This is the movie that Kara no Kyoukai has been building up to. This is the movie that propels the series from brilliant to astounding. This is one of the best anime movies ever created. It starts with a stark black and white divided screen, the name of the film emblazoned across it, and is followed by a chaotic medley of scenes before settling in with, what seems at first blush, a more traditional narrative. However nothing about Paradox Spiral (Paradox Paradigm the officially translated title) is traditional as it twists different threads together in a story that covers time, death, family, gender and the perception of self in a way that is enchantingly cohesive and utterly enthralling.
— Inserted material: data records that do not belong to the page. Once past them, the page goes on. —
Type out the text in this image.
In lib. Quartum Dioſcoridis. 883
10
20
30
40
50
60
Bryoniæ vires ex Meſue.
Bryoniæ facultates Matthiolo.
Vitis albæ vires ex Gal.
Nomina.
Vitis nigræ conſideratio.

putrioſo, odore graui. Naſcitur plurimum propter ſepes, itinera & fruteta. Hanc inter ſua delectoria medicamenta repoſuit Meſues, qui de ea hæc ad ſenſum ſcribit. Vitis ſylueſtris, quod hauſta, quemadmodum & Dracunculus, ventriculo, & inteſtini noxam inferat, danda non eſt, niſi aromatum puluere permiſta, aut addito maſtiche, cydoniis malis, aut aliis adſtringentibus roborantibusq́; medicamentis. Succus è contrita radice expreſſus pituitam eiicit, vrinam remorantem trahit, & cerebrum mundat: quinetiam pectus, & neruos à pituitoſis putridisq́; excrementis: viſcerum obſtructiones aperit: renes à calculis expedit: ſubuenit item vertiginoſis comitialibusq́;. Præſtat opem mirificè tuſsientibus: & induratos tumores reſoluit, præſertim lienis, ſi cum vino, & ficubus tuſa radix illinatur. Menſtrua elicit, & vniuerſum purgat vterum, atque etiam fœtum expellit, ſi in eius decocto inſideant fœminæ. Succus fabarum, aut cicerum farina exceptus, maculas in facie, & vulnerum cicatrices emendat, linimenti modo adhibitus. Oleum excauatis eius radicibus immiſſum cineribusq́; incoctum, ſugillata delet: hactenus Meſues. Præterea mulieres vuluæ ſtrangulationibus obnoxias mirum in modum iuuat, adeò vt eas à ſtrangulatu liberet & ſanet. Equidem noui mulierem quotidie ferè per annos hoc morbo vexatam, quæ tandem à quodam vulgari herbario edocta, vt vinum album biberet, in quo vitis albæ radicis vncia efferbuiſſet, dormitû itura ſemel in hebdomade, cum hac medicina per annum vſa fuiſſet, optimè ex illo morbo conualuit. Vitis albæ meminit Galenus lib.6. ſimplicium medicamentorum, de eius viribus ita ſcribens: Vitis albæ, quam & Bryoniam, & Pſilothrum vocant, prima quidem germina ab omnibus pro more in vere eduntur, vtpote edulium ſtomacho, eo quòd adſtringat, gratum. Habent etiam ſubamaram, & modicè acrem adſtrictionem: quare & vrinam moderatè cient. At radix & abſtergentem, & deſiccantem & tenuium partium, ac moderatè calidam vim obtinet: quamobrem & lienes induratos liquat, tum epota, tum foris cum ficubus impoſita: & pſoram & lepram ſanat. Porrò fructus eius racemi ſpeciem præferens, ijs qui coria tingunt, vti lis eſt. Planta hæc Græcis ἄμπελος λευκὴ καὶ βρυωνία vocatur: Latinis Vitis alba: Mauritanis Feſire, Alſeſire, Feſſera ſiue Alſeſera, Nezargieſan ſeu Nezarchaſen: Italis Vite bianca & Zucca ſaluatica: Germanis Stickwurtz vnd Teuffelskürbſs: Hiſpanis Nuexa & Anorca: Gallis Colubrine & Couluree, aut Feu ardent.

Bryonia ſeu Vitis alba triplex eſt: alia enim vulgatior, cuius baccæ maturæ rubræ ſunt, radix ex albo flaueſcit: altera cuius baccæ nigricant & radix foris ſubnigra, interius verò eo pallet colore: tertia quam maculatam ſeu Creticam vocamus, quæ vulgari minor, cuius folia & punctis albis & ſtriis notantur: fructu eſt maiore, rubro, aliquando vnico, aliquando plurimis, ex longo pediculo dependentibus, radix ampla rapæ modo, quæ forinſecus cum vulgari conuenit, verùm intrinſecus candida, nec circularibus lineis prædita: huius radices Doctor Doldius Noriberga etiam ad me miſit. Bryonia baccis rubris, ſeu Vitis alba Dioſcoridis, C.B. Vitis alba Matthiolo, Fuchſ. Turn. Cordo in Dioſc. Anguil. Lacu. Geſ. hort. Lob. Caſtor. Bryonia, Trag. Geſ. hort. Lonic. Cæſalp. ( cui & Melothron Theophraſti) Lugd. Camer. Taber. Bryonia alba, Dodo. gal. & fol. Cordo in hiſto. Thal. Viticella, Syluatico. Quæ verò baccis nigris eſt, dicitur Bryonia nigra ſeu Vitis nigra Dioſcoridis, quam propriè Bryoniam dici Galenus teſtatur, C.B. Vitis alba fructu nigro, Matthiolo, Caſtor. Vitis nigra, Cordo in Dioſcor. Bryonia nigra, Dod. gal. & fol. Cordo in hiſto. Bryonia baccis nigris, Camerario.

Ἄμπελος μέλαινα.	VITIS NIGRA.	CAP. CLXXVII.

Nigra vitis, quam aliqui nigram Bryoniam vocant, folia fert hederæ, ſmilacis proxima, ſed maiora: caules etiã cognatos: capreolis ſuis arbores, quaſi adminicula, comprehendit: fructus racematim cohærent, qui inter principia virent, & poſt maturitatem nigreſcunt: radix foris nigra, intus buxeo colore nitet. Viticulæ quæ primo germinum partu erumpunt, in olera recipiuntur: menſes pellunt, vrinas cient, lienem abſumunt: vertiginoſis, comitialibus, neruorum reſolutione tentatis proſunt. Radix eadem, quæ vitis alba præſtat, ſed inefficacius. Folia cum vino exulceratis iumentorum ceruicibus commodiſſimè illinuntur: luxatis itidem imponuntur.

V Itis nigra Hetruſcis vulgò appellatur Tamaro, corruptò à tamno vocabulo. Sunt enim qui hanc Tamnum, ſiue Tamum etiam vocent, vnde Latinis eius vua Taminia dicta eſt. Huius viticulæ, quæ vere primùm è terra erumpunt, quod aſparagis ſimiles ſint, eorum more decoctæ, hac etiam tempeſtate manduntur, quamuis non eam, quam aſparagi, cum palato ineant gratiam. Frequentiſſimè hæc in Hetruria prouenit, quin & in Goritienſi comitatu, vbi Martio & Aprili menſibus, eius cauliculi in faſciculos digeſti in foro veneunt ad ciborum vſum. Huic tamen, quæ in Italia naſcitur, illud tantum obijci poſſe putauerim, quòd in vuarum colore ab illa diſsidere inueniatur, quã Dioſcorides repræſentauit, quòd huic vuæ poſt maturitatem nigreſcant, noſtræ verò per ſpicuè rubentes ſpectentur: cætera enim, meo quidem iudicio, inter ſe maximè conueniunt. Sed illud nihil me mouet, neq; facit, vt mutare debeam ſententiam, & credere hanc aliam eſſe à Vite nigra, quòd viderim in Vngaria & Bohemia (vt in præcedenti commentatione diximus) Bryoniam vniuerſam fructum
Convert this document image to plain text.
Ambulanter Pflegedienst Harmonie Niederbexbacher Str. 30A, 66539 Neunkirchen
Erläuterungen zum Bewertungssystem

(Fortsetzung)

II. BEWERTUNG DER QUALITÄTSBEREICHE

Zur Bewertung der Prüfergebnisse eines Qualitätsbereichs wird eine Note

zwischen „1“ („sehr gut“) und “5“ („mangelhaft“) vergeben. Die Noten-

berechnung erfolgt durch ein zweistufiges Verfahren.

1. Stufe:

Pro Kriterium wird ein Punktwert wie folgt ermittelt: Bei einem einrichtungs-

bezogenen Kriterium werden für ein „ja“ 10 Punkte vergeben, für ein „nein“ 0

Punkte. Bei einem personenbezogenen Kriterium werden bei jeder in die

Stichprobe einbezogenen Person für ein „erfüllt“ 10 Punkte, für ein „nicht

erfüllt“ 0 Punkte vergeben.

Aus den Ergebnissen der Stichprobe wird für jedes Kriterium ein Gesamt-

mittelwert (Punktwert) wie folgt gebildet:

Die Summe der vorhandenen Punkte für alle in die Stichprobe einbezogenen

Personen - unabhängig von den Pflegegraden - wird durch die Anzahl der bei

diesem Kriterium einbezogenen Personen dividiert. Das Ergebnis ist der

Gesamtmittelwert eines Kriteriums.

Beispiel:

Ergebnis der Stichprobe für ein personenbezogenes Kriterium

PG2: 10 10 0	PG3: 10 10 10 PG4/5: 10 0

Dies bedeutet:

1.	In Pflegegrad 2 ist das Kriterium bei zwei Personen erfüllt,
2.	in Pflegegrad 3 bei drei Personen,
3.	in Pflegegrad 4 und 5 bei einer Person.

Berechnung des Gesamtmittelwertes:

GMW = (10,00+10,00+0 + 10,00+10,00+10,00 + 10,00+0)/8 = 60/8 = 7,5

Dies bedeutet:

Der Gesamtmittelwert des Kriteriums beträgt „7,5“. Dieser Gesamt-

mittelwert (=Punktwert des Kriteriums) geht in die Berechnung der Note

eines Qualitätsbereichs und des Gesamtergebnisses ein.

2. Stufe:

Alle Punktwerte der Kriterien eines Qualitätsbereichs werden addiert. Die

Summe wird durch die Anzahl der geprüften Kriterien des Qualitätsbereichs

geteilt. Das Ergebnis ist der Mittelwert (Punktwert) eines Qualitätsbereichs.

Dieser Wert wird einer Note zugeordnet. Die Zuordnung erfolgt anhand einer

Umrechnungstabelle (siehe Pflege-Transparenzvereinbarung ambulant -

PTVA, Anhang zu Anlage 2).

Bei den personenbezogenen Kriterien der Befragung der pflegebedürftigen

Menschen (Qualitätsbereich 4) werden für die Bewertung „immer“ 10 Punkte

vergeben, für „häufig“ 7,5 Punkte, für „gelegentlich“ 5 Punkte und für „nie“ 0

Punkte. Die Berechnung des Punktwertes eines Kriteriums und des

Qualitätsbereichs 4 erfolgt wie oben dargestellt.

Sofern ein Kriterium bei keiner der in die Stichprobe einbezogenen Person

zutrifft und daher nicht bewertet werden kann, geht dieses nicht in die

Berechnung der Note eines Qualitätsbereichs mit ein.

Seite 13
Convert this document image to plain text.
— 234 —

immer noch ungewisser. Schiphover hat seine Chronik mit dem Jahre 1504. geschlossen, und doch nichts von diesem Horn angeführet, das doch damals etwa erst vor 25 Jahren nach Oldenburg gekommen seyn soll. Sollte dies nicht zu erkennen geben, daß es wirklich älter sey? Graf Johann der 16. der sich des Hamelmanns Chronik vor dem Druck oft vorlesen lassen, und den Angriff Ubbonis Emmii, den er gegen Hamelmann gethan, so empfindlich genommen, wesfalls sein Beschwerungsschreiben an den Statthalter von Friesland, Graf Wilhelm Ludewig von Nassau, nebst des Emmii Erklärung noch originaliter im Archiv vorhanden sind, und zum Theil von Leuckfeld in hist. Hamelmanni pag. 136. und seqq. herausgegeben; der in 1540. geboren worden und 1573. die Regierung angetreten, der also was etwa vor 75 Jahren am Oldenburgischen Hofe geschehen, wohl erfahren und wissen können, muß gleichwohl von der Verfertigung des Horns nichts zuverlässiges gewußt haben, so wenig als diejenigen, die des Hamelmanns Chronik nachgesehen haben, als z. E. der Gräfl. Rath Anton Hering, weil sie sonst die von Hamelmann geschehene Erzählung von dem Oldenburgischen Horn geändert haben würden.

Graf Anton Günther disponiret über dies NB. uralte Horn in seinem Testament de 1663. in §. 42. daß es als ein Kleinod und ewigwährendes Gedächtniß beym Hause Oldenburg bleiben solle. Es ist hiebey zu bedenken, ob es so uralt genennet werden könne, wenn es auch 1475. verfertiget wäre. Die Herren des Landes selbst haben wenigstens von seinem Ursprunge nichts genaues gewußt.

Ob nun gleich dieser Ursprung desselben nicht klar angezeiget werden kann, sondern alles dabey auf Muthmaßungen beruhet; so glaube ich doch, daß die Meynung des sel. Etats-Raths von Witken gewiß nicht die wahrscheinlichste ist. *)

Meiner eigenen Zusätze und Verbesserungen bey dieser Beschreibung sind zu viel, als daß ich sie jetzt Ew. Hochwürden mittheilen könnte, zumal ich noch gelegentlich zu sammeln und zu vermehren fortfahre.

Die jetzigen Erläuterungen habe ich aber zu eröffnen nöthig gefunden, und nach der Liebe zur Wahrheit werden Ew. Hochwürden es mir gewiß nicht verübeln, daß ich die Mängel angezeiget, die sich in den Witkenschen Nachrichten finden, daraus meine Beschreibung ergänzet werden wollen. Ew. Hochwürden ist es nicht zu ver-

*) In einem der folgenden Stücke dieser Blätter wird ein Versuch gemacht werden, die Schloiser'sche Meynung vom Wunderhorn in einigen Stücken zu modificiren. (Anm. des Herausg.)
it permeates the fibre of the film defining its structure, guiding its antagonists and adorning incidental but important props throughout

Set chronologically after the first film, Overlooking View, it is roughly divided into three interwoven stories. The first has Shiki meet up with Tomoe, a teenager who believes he has murdered his parents despite mounting evidence to the contrary. The second focuses on Mikiya and Touko as they investigate an apartment building that Touko apparently had a hand in constructing. The third and final arc binds the previous two together with a face-off against two powerful sorcerers that play fast and loose with the sanctity of human life and the governing laws of the universe. Surpassing even the previous film's fantasy quotient, Paradox Spiral is the most involved and unfettered indulgence in the fundamentals of the Kara no Kyoukai universe yet and manages to weave them flawlessly into a greater exploration of some less travelled topics.